Sono numerose e diverse le nuove professionalità che ormai affiancano quella dell’Archeologo in corso di scavo, ma anche prima e dopo lo scavo. Nuove metodologie, a partire dalla ricerca – in fase di Archeologia preventiva alla edificazione fatta con l’ormai classico metodo con georadar e anche con indagini geoelettriche nel sottosuolo – invadono il campo prima riservato quasi in esclusiva all’archeologo.
Anche a Pompei, le nuove figure professionali, come quelle dell’antropologo, dell’archeozoologo, del paleobotanico, oltre quelle più familiari dell’architetto, del geologo, dello strutturista, del restauratore e di altre varie discipline, garantiscono le loro prestazioni agli archeologi. Diremmo che finalmente si lavora di squadra all’obiettivo comune della conoscenza, attraverso indagini diverse e qualificate sui dati emergenti dai reperti dello scavo, o anche prima del suo farsi.
In verità il Laboratorio di Ricerche Applicate a Pompei nacque già nel 1994 con l’obiettivo di approfondire la conoscenza degli aspetti naturalistici del territorio vesuviano e dell’uso delle risorse naturali prima dell’eruzione vesuviana. E oggi il Laboratorio risulta dotato di due camere climatizzate che custodiscono circa 3500 reperti antropologici, botanici, mineralogici, paleontologici, petrologici e zoologici, oltre che reperti di tessuti e legni di valore archeologico. I suoi addetti si occupano del loro studio, del monitoraggio e della conservazione in specifiche condizioni microclimatiche.

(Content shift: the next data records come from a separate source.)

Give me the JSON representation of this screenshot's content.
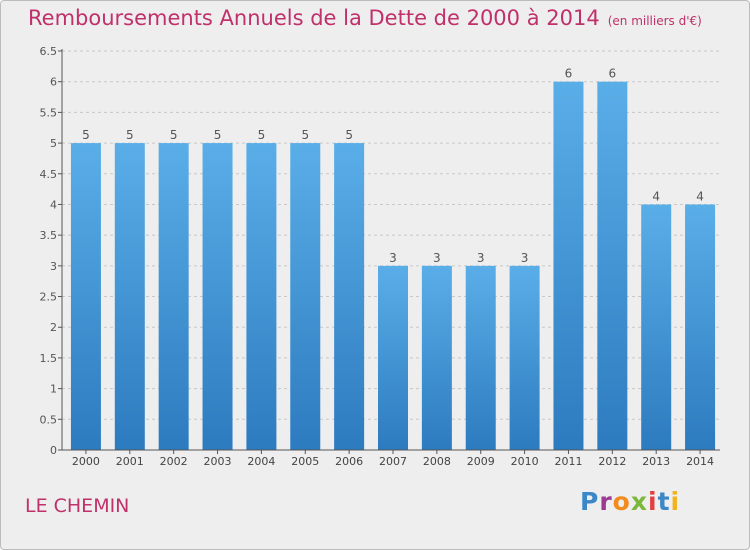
{
  "header": {
    "title": "Remboursements Annuels de la Dette de 2000 à 2014",
    "unit": "(en milliers d'€)"
  },
  "footer": {
    "commune": "LE CHEMIN",
    "logo": "Proxiti"
  },
  "colors": {
    "accent": "#c0306a",
    "bar_top": "#5aaee8",
    "bar_bottom": "#2d7bbf",
    "grid": "#c8c8c8",
    "axis": "#555555"
  },
  "chart_data": {
    "type": "bar",
    "title": "Remboursements Annuels de la Dette de 2000 à 2014",
    "xlabel": "",
    "ylabel": "",
    "categories": [
      "2000",
      "2001",
      "2002",
      "2003",
      "2004",
      "2005",
      "2006",
      "2007",
      "2008",
      "2009",
      "2010",
      "2011",
      "2012",
      "2013",
      "2014"
    ],
    "values": [
      5,
      5,
      5,
      5,
      5,
      5,
      5,
      3,
      3,
      3,
      3,
      6,
      6,
      4,
      4
    ],
    "value_labels": [
      "5",
      "5",
      "5",
      "5",
      "5",
      "5",
      "5",
      "3",
      "3",
      "3",
      "3",
      "6",
      "6",
      "4",
      "4"
    ],
    "y_ticks": [
      "0",
      "0.5",
      "1",
      "1.5",
      "2",
      "2.5",
      "3",
      "3.5",
      "4",
      "4.5",
      "5",
      "5.5",
      "6",
      "6.5"
    ],
    "ylim": [
      0,
      6.5
    ],
    "grid": true,
    "grid_style": "dashed"
  }
}
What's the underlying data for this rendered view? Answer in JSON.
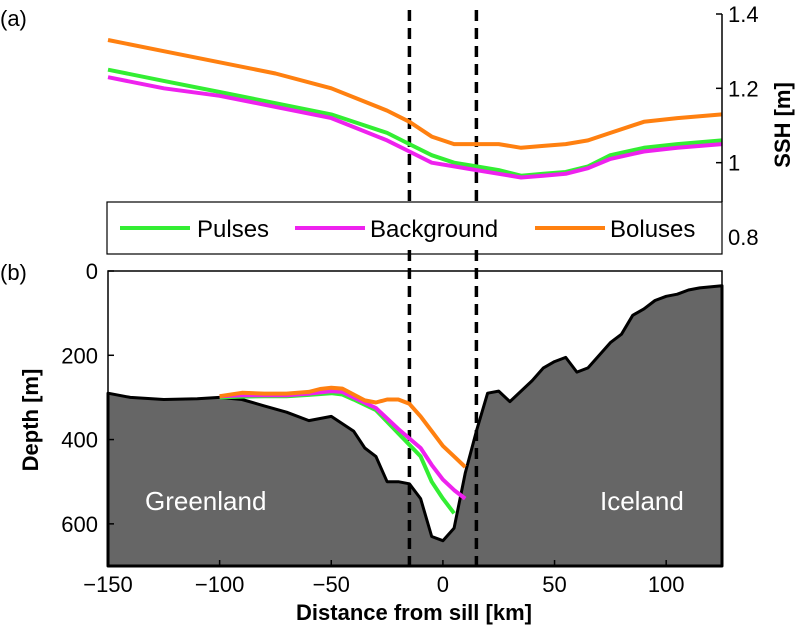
{
  "chart_data": [
    {
      "panel": "(a)",
      "type": "line",
      "ylabel": "SSH [m]",
      "y_axis_side": "right",
      "ylim": [
        0.8,
        1.4
      ],
      "y_ticks": [
        0.8,
        1,
        1.2,
        1.4
      ],
      "y_tick_labels": [
        "0.8",
        "1",
        "1.2",
        "1.4"
      ],
      "xlim": [
        -150,
        125
      ],
      "vlines": [
        -15,
        15
      ],
      "legend": {
        "placement": "bottom",
        "entries": [
          "Pulses",
          "Background",
          "Boluses"
        ]
      },
      "series": [
        {
          "name": "Pulses",
          "color": "#33ee33",
          "x": [
            -150,
            -125,
            -100,
            -75,
            -50,
            -25,
            -15,
            -5,
            5,
            15,
            25,
            35,
            45,
            55,
            65,
            75,
            90,
            105,
            125
          ],
          "y": [
            1.25,
            1.22,
            1.19,
            1.16,
            1.13,
            1.08,
            1.05,
            1.02,
            1.0,
            0.99,
            0.98,
            0.965,
            0.97,
            0.975,
            0.99,
            1.02,
            1.04,
            1.05,
            1.06
          ]
        },
        {
          "name": "Background",
          "color": "#ee22ee",
          "x": [
            -150,
            -125,
            -100,
            -75,
            -50,
            -25,
            -15,
            -5,
            5,
            15,
            25,
            35,
            45,
            55,
            65,
            75,
            90,
            105,
            125
          ],
          "y": [
            1.23,
            1.2,
            1.18,
            1.15,
            1.12,
            1.06,
            1.03,
            1.0,
            0.99,
            0.98,
            0.97,
            0.96,
            0.965,
            0.97,
            0.985,
            1.01,
            1.03,
            1.04,
            1.05
          ]
        },
        {
          "name": "Boluses",
          "color": "#ff8010",
          "x": [
            -150,
            -125,
            -100,
            -75,
            -50,
            -25,
            -15,
            -5,
            5,
            15,
            25,
            35,
            45,
            55,
            65,
            75,
            90,
            105,
            125
          ],
          "y": [
            1.33,
            1.3,
            1.27,
            1.24,
            1.2,
            1.14,
            1.11,
            1.07,
            1.05,
            1.05,
            1.05,
            1.04,
            1.045,
            1.05,
            1.06,
            1.08,
            1.11,
            1.12,
            1.13
          ]
        }
      ]
    },
    {
      "panel": "(b)",
      "type": "area",
      "xlabel": "Distance from sill [km]",
      "ylabel": "Depth [m]",
      "xlim": [
        -150,
        125
      ],
      "x_ticks": [
        -150,
        -100,
        -50,
        0,
        50,
        100
      ],
      "x_tick_labels": [
        "−150",
        "−100",
        "−50",
        "0",
        "50",
        "100"
      ],
      "ylim": [
        0,
        700
      ],
      "y_inverted": true,
      "y_ticks": [
        0,
        200,
        400,
        600
      ],
      "y_tick_labels": [
        "0",
        "200",
        "400",
        "600"
      ],
      "vlines": [
        -15,
        15
      ],
      "region_labels": [
        "Greenland",
        "Iceland"
      ],
      "bathymetry": {
        "fill_color": "#666666",
        "x": [
          -150,
          -140,
          -125,
          -110,
          -100,
          -90,
          -80,
          -70,
          -60,
          -50,
          -40,
          -35,
          -30,
          -25,
          -20,
          -15,
          -10,
          -5,
          0,
          5,
          10,
          15,
          20,
          25,
          30,
          40,
          45,
          50,
          55,
          60,
          65,
          70,
          75,
          80,
          85,
          90,
          95,
          100,
          105,
          110,
          115,
          125
        ],
        "depth": [
          290,
          300,
          305,
          303,
          300,
          305,
          320,
          335,
          355,
          345,
          380,
          420,
          440,
          500,
          500,
          505,
          540,
          630,
          640,
          610,
          480,
          380,
          290,
          285,
          310,
          260,
          230,
          215,
          205,
          240,
          230,
          200,
          170,
          150,
          105,
          90,
          70,
          60,
          55,
          45,
          40,
          35
        ]
      },
      "series": [
        {
          "name": "Pulses",
          "color": "#33ee33",
          "x": [
            -100,
            -90,
            -80,
            -70,
            -60,
            -50,
            -45,
            -40,
            -30,
            -20,
            -10,
            -5,
            0,
            5
          ],
          "depth": [
            300,
            298,
            297,
            297,
            294,
            290,
            293,
            305,
            330,
            385,
            440,
            500,
            540,
            575
          ]
        },
        {
          "name": "Background",
          "color": "#ee22ee",
          "x": [
            -100,
            -90,
            -80,
            -70,
            -60,
            -50,
            -45,
            -40,
            -30,
            -20,
            -10,
            -5,
            0,
            5,
            10
          ],
          "depth": [
            297,
            295,
            295,
            295,
            291,
            285,
            287,
            300,
            325,
            375,
            420,
            460,
            495,
            520,
            540
          ]
        },
        {
          "name": "Boluses",
          "color": "#ff8010",
          "x": [
            -100,
            -90,
            -80,
            -70,
            -60,
            -55,
            -50,
            -45,
            -40,
            -35,
            -30,
            -25,
            -20,
            -15,
            -10,
            -5,
            0,
            5,
            10
          ],
          "depth": [
            297,
            289,
            291,
            291,
            287,
            280,
            277,
            279,
            293,
            307,
            312,
            305,
            305,
            315,
            345,
            380,
            415,
            440,
            465
          ]
        }
      ]
    }
  ]
}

Ma negli ultimi anni Pompei – anche grazie ai fondi del Grande Progetto Pompei – ha potuto arricchire il numero dei propri interlocutori specialisti, avvalendosi di professionisti delle più varie discipline garantendosi così un approccio interdisciplinare quanto più completo possibile. E, in occasione delle Giornate Europee dell’archeologia 2020 svoltesi nei giorni scorsi, il Parco archeologico di Pompei ha aperto agli interessati le porte virtuali del proprio Laboratorio di Ricerche Applicate, attraverso la possibilità di consultazione da remoto di brevi video-racconti consultabili sul sito web e sulle pagine social del Parco.
Nelle stesse Giornate si è svolto anche un singolare evento, che ha colto di sorpresa gli addetti ai lavori del Parco Archeologico: la celebrazione laica del Solstizio d’estate.

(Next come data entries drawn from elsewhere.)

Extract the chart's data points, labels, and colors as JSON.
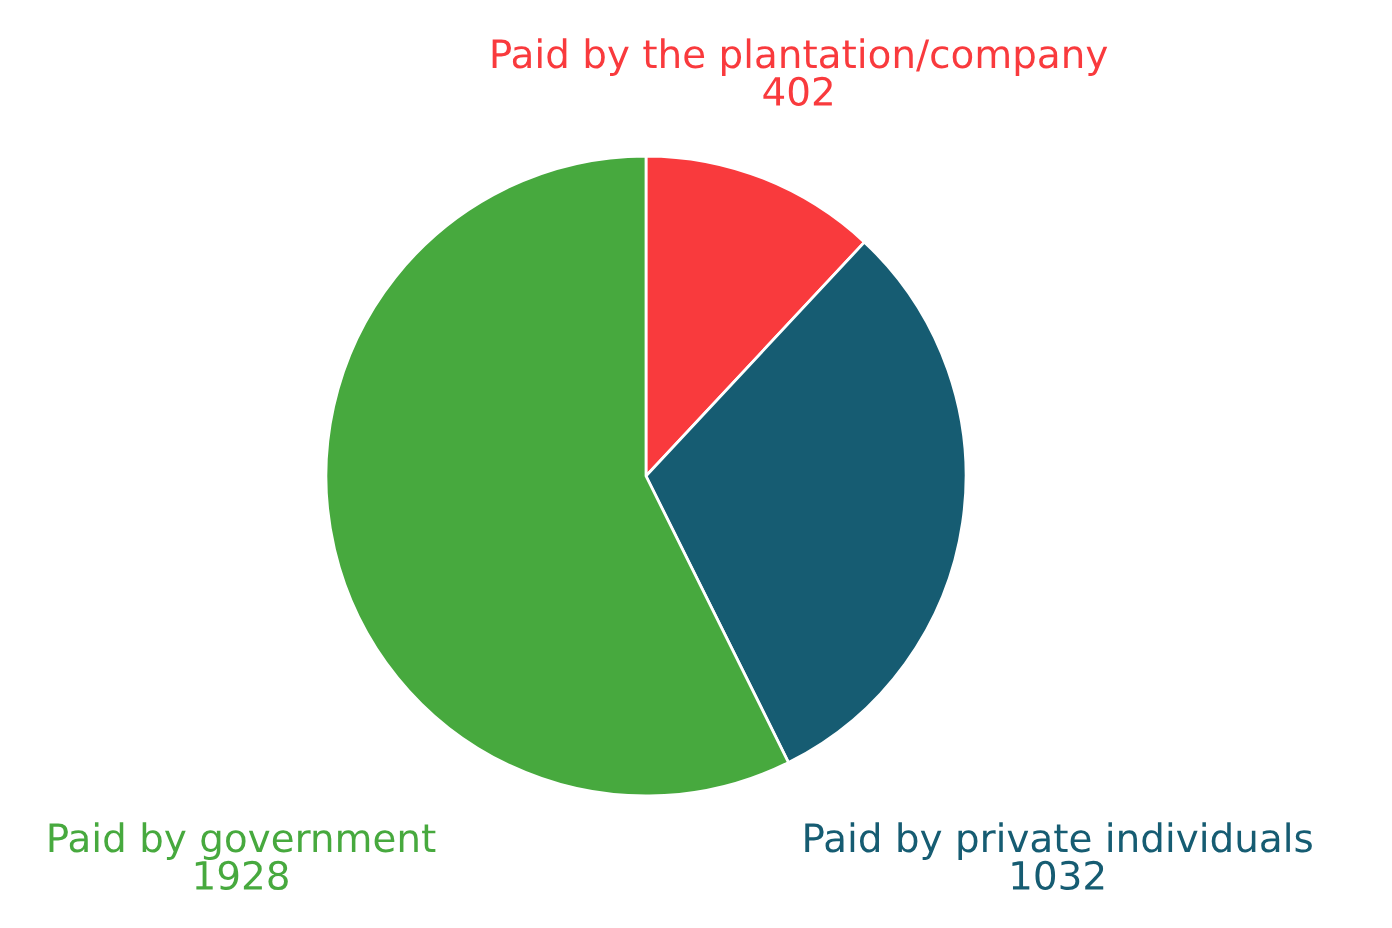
{
  "chart_data": {
    "type": "pie",
    "categories": [
      "Paid by the plantation/company",
      "Paid by private individuals",
      "Paid by government"
    ],
    "values": [
      402,
      1032,
      1928
    ],
    "colors": [
      "#f93a3d",
      "#165c72",
      "#47a93e"
    ],
    "data_labels": true
  }
}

In pratica, il Ventuno di Giugno è stato concesso prima dell’alba l’ingresso agli Scavi a un piccolo gruppo di studiosi, in quanto la notte precedente era iniziato il Solstizio.
Tra essi, secondo Il Mattino di Napoli, c’erano Carlo Rescigno, Michele Silani, Carmela Capaldi e Ilaria De Cristofaro, docenti provenienti da varie università campane e non, che hanno assistito al sorgere del Sole solstiziale. La interessante iniziativa universitaria si inquadra nell’ambito di un programma di studi sulle città campane che – partendo dalla Archeologia – volge lo sguardo alla Astronomia per indagare sotto nuova luce gli impianti urbanistici antichi.

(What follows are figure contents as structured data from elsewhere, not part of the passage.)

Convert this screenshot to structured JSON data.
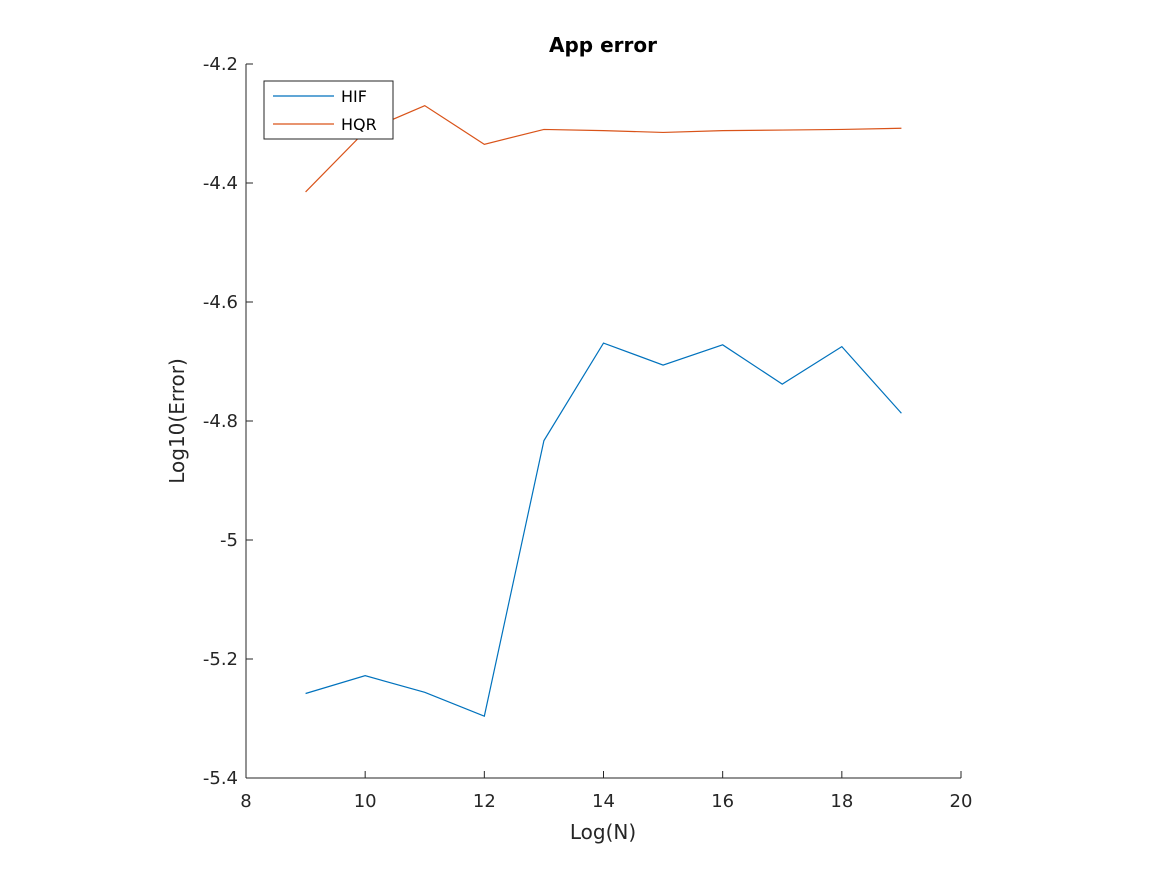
{
  "chart_data": {
    "type": "line",
    "title": "App error",
    "xlabel": "Log(N)",
    "ylabel": "Log10(Error)",
    "xlim": [
      8,
      20
    ],
    "ylim": [
      -5.4,
      -4.2
    ],
    "xticks": [
      8,
      10,
      12,
      14,
      16,
      18,
      20
    ],
    "yticks": [
      -5.4,
      -5.2,
      -5,
      -4.8,
      -4.6,
      -4.4,
      -4.2
    ],
    "xtick_labels": [
      "8",
      "10",
      "12",
      "14",
      "16",
      "18",
      "20"
    ],
    "ytick_labels": [
      "-5.4",
      "-5.2",
      "-5",
      "-4.8",
      "-4.6",
      "-4.4",
      "-4.2"
    ],
    "grid": false,
    "legend_position": "top-left",
    "x": [
      9,
      10,
      11,
      12,
      13,
      14,
      15,
      16,
      17,
      18,
      19
    ],
    "series": [
      {
        "name": "HIF",
        "color": "#0072BD",
        "values": [
          -5.258,
          -5.228,
          -5.256,
          -5.296,
          -4.833,
          -4.669,
          -4.706,
          -4.672,
          -4.738,
          -4.675,
          -4.787
        ]
      },
      {
        "name": "HQR",
        "color": "#D95319",
        "values": [
          -4.415,
          -4.313,
          -4.27,
          -4.335,
          -4.31,
          -4.312,
          -4.315,
          -4.312,
          -4.311,
          -4.31,
          -4.308
        ]
      }
    ]
  }
}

Il Solstizio è il primo giorno estivo e il più lungo dell’intero anno, come si sa.
Ma la sua celebrazione era atto denso di significati spirituali nell’Antichità, che coinvolgeva il mito di Osiride, approdato a Pompei attraverso la sua sposa Iside, messaggera della religione egizia. Il Solstizio del Sol Invictus era già celebrato a Pompei, nella Pompei preromana e osca, secondo alcuni studiosi dell’Ottocento che hanno approfondito l’orientamento urbano di Pompei e il suo rapporto con la volta celeste, come peraltro ha già fatto la Mostra “Pompei e gli Etruschi” voluta da Massimo Osanna, che ebbe a rapportare fugacemente alcuni allineamenti stradali della Pompei osca alla etrusca Marzabotto.
Dall’Archeologia all’Archeoastronomia il passo però è breve.
E a breve su questo tema noi torneremo.